Very often, the teachings that a music improv student receives are simply messages passed down from a teacher to a student who becomes teacher to student who becomes teacher, and so on. These messages are not actually questioned and worse, they tend to be reinforced through performance. However, this reinforcement is more from safety than out of a true knowledge of the possibility of something deeper. Here are a few of these so called rules we should be questioning:
1. Sing What You Feel
When the piano player starts playing, the obvious thought is that the improviser should then respond by singing an emotional statement that speaks to how they are feeling in that moment. If it is a break-up scene, they will likely sing, "I don't love you anymore."
There are several problems with this. If you follow that path, you are essentially singing your chorus first. Choruses sum up the message of the song. If improvisers start by summing up, the music will not feel like a chorus and when it’s time for your chorus it will feel disjointed.
Another consequence is that you may have a chorus statement in a verse and will then have to build to an even higher emotional statement when you actually arrive at your chorus musically.
Instead,
sing the last line that your partner just said to you.
pick a detail from the environment you have created and explore it.
let a sound come and a word form and take it from there.
Any of those options (plus the 18 zillion I have not mentioned) will lead you down a path of discovery that starts out small and leads you to the big payoff that is appropriate for a chorus.
Finally, working this way will also keep you from songs that can feel cheesy because they are so on the nose from the beginning. Think "Careless Whisper." (Note: not meant to insult George Michael and his Wham! pal, Andrew Ridgeley. Awesome song-writers. This one is def a bit of a cheeser, though. We can all agree on that, right?!) Instead, you will create gems that take the listener on a journey, feel truly emotive and take you to choruses that you cannot let go of. A great example is "I Can't Make You Love Me" by Mike Reid and Allen Shamblin. (Note how a line about the environment begins that song).
2. You Don't Have to Rhyme
I have heard endless improv teachers say some version of the sentence "If you don't have a rhyme in your head, just don't rhyme."
Sorry, no.
You gotta rhyme.
Melody dictates rhyme and our ears know it. If I said to my children, "Mary had a little lamb. Its fleece was white as snow. And everywhere that Mary went, the lamb was sure to check it out as well," they would not be pleased. This is because our ears collectively understand the structure of A-B1-C-B2. Our ears know that when we hear a long line (A), then a short line (B1), and the two do not end in rhyming words, we are gonna have to satisfy that with at least a rhyme for the short line (B2).
Here's one you don't know (cause I am making it up as I type):
Crabby Abbey ate some cake. Abbey then got sad. (A)

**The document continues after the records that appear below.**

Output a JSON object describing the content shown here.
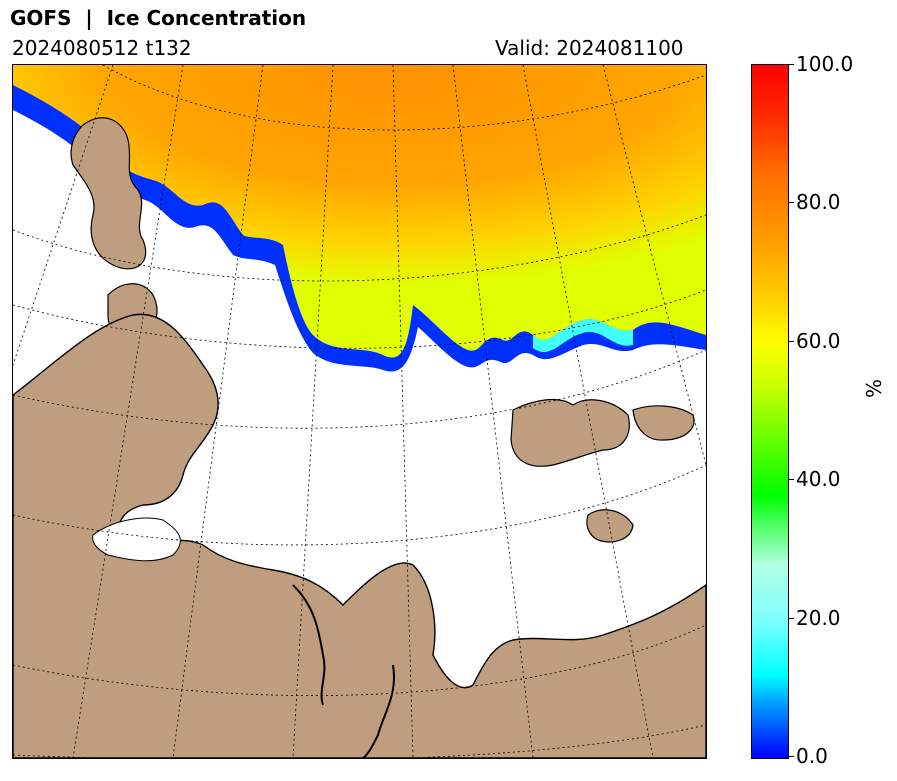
{
  "header": {
    "title": "GOFS  |  Ice Concentration",
    "run": "2024080512 t132",
    "valid": "Valid: 2024081100"
  },
  "colorbar": {
    "unit": "%",
    "ticks": [
      "100.0",
      "80.0",
      "60.0",
      "40.0",
      "20.0",
      "0.0"
    ],
    "range": [
      0,
      100
    ],
    "colors": {
      "low": "#0000ff",
      "mid_low": "#00ffff",
      "mid": "#00ff00",
      "mid_high": "#ffff00",
      "high": "#ff0000"
    }
  },
  "map": {
    "land_color": "#bf9e80",
    "ocean_color": "#ffffff",
    "ice_dominant_color": "#ff9a00"
  }
}
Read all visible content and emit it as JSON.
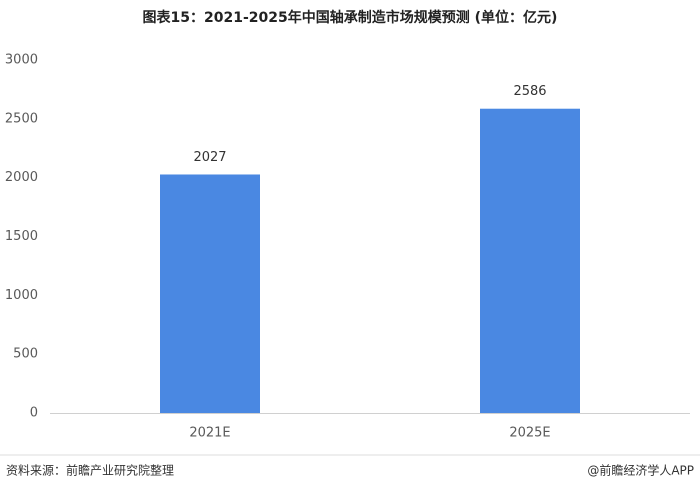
{
  "chart_data": {
    "type": "bar",
    "title": "图表15：2021-2025年中国轴承制造市场规模预测 (单位：亿元)",
    "categories": [
      "2021E",
      "2025E"
    ],
    "values": [
      2027,
      2586
    ],
    "color": "#4a88e2",
    "ylim": [
      0,
      3000
    ],
    "yticks": [
      0,
      500,
      1000,
      1500,
      2000,
      2500,
      3000
    ],
    "grid": false,
    "source": "资料来源：前瞻产业研究院整理",
    "credit": "@前瞻经济学人APP"
  }
}
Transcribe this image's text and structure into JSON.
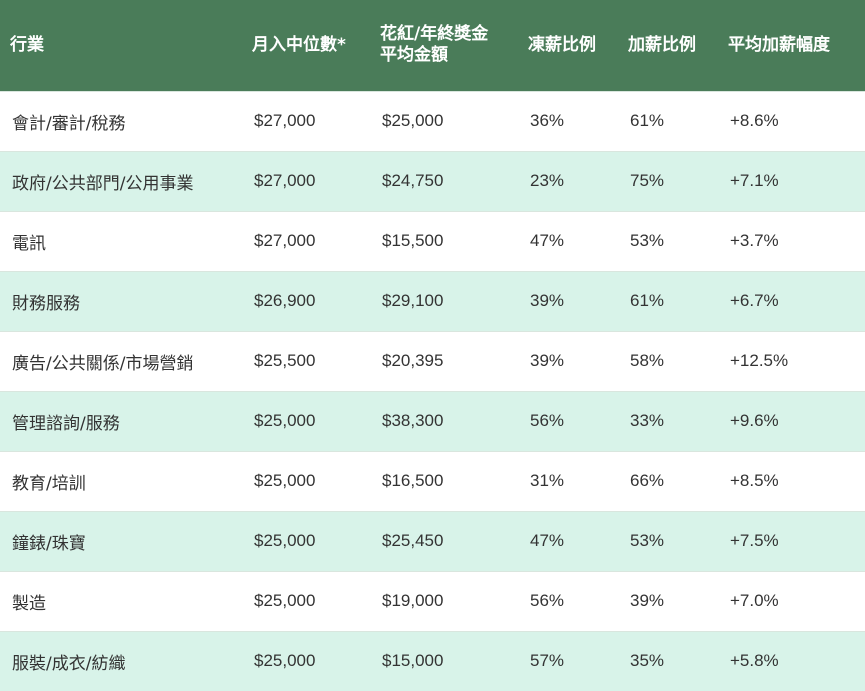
{
  "colors": {
    "header_bg": "#4a7c59",
    "alt_row_bg": "#d8f3e9",
    "text": "#333333"
  },
  "headers": {
    "industry": "行業",
    "median": "月入中位數*",
    "bonus_line1": "花紅/年終獎金",
    "bonus_line2": "平均金額",
    "freeze": "凍薪比例",
    "raise": "加薪比例",
    "avg_raise": "平均加薪幅度"
  },
  "rows": [
    {
      "industry": "會計/審計/稅務",
      "median": "$27,000",
      "bonus": "$25,000",
      "freeze": "36%",
      "raise": "61%",
      "avg_raise": "+8.6%"
    },
    {
      "industry": "政府/公共部門/公用事業",
      "median": "$27,000",
      "bonus": "$24,750",
      "freeze": "23%",
      "raise": "75%",
      "avg_raise": "+7.1%"
    },
    {
      "industry": "電訊",
      "median": "$27,000",
      "bonus": "$15,500",
      "freeze": "47%",
      "raise": "53%",
      "avg_raise": "+3.7%"
    },
    {
      "industry": "財務服務",
      "median": "$26,900",
      "bonus": "$29,100",
      "freeze": "39%",
      "raise": "61%",
      "avg_raise": "+6.7%"
    },
    {
      "industry": "廣告/公共關係/市場營銷",
      "median": "$25,500",
      "bonus": "$20,395",
      "freeze": "39%",
      "raise": "58%",
      "avg_raise": "+12.5%"
    },
    {
      "industry": "管理諮詢/服務",
      "median": "$25,000",
      "bonus": "$38,300",
      "freeze": "56%",
      "raise": "33%",
      "avg_raise": "+9.6%"
    },
    {
      "industry": "教育/培訓",
      "median": "$25,000",
      "bonus": "$16,500",
      "freeze": "31%",
      "raise": "66%",
      "avg_raise": "+8.5%"
    },
    {
      "industry": "鐘錶/珠寶",
      "median": "$25,000",
      "bonus": "$25,450",
      "freeze": "47%",
      "raise": "53%",
      "avg_raise": "+7.5%"
    },
    {
      "industry": "製造",
      "median": "$25,000",
      "bonus": "$19,000",
      "freeze": "56%",
      "raise": "39%",
      "avg_raise": "+7.0%"
    },
    {
      "industry": "服裝/成衣/紡織",
      "median": "$25,000",
      "bonus": "$15,000",
      "freeze": "57%",
      "raise": "35%",
      "avg_raise": "+5.8%"
    }
  ]
}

And wouldn’t you know, (B1)
for goodness sake, (C)
that cake had just gone ____ (B2)
We know that the word that fits the blank has to rhyme with sad. We must think of our music as our scene partner. That scene partner is making a nice organic offer and like any good improviser, we cannot deny. We must accept that offer and add to it. How to do that? With rhyme. All the time. It's sublime and to not would be a _______!
3. Lead from Structure
Most improvisers start their music improv journey by learning to improvise songs within certain common musical forms. They are told to sing a tagline song, for example. This means that form is dictating content. Yet to create organically in the moment, content needs to dictate form. Our melody should lead to the structure it is implying for your song. This may lead you to those forms being dictated; however, they may not. As improvisers, we have to be flexible and to be able to pivot based on what is happening in the moment. Your melody may need a double chorus at the end of a verse/chorus song or a second (and different) bridge and 4th verse in a Tagline song, as is often the case in musical theater. Check out the song "Still Hurting" by Jason Robert Brown to hear that structure in action. You may start with a chorus. You may have a verse, chorus, bridge, verse, chorus. Oh and what about the pre-chorus? The possibilities for song structure are endless and your melody will tell you what your structure needs to be if you actually willing to listen and stay open. To lock yourself in to pre-determined structure will only hinder the possibilities.
Stay in the moment, listen to your music/melody, and for goodness sake, RHYME!